CVE-2021-36749 in Druid
Summary
by MITRE • 09/24/2021
In the Druid ingestion system, the InputSource is used for reading data from a certain data source. However, the HTTP InputSource allows authenticated users to read data from other sources than intended, such as the local file system, with the privileges of the Druid server process. This is not an elevation of privilege when users access Druid directly, since Druid also provides the Local InputSource, which allows the same level of access. But it is problematic when users interact with Druid indirectly through an application that allows users to specify the HTTP InputSource, but not the Local InputSource. In this case, users could bypass the application-level restriction by passing a file URL to the HTTP InputSource. This issue was previously mentioned as being fixed in 0.21.0 as per CVE-2021-26920 but was not fixed in 0.21.0 or 0.21.1.
VulDB is the best source for vulnerability data and more expert information about this specific topic.
Analysis
by VulDB Data Team • 10/02/2021
The vulnerability described in CVE-2021-36749 represents a critical authorization bypass flaw within Apache Druid's ingestion system, specifically affecting the HTTP InputSource component. This vulnerability exists in the data ingestion pipeline where Druid processes external data sources through various InputSource implementations. The HTTP InputSource is designed to fetch data from remote HTTP endpoints, but due to insufficient validation mechanisms, it fails to properly restrict access to local file system resources. The flaw allows authenticated users to indirectly access local files through the HTTP InputSource by crafting malicious file URLs, effectively circumventing intended access controls that should prevent such cross-domain data retrieval.
The technical nature of this vulnerability stems from improper input validation and path traversal mechanisms within the HTTP InputSource implementation. When users specify a data source URL through the HTTP InputSource, the system should validate that the requested resource falls within acceptable boundaries. However, the vulnerability allows attackers to pass file:// URLs directly to the HTTP InputSource, which then processes these local file references as if they were remote HTTP endpoints. This misconfiguration enables privilege escalation through data access bypass, where the Druid server process executes with its own privileges rather than being restricted to the intended remote data sources. The vulnerability specifically affects scenarios where applications indirectly interact with Druid through HTTP InputSource interfaces while restricting direct access to Local InputSource, creating a dangerous gap in access control enforcement.

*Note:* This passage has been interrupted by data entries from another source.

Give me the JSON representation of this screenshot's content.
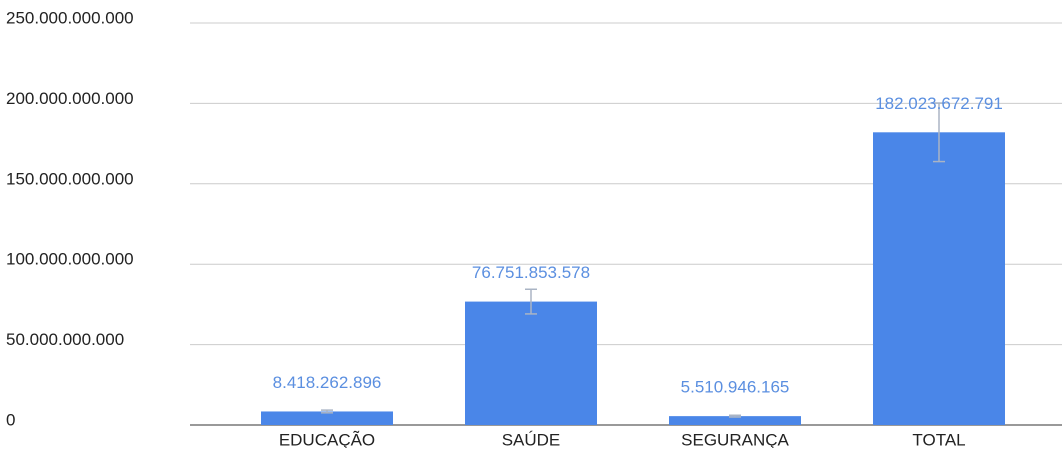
{
  "chart_data": {
    "type": "bar",
    "categories": [
      "EDUCAÇÃO",
      "SAÚDE",
      "SEGURANÇA",
      "TOTAL"
    ],
    "values": [
      8418262896,
      76751853578,
      5510946165,
      182023672791
    ],
    "value_labels": [
      "8.418.262.896",
      "76.751.853.578",
      "5.510.946.165",
      "182.023.672.791"
    ],
    "errors": [
      841826290,
      7675185358,
      551094617,
      18202367279
    ],
    "color": "#4a86e8",
    "ylim": [
      0,
      250000000000
    ],
    "yticks": [
      0,
      {
        "value": 50000000000,
        "label": "50.000.000.000"
      },
      {
        "value": 100000000000,
        "label": "100.000.000.000"
      },
      {
        "value": 150000000000,
        "label": "150.000.000.000"
      },
      {
        "value": 200000000000,
        "label": "200.000.000.000"
      },
      {
        "value": 250000000000,
        "label": "250.000.000.000"
      }
    ],
    "grid": true
  }
}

The operational impact of this vulnerability extends beyond simple unauthorized data access, as it enables potential data exfiltration and system reconnaissance capabilities. Attackers can leverage this flaw to read sensitive files from the Druid server's local file system, potentially accessing configuration files, database credentials, or other sensitive data that should remain protected. The vulnerability is particularly concerning in multi-tenant environments where different users may have varying levels of access to the ingestion system. The issue was initially reported as addressed in version 0.21.0 through CVE-2021-26920, but subsequent analysis revealed that the fix was incomplete, leaving systems running versions 0.21.0 and 0.21.1 still vulnerable to exploitation. This regression demonstrates the importance of thorough testing and validation of security patches, as well as the potential for incomplete remediation efforts to leave systems exposed.
Organizations affected by this vulnerability should implement immediate mitigations including restricting access to the HTTP InputSource where possible, implementing strict input validation for all data source URLs, and ensuring that only authorized users have access to ingestion endpoints. The vulnerability aligns with CWE-22 Path Traversal and CWE-74 Improper Neutralization of Special Elements in Output Used by a Downstream Component, both of which relate to improper handling of file paths and input validation. From an ATT&CK framework perspective, this vulnerability maps to T1078 Valid Accounts and T1566 Phishing, as it exploits legitimate authentication mechanisms to gain unauthorized access to system resources. System administrators should also consider implementing network segmentation to limit direct access to Druid ingestion endpoints and ensure that all Druid instances are updated to versions that properly address this vulnerability, as the incomplete fix in 0.21.0 and 0.21.1 creates a persistent risk for organizations that have not yet upgraded to patched versions.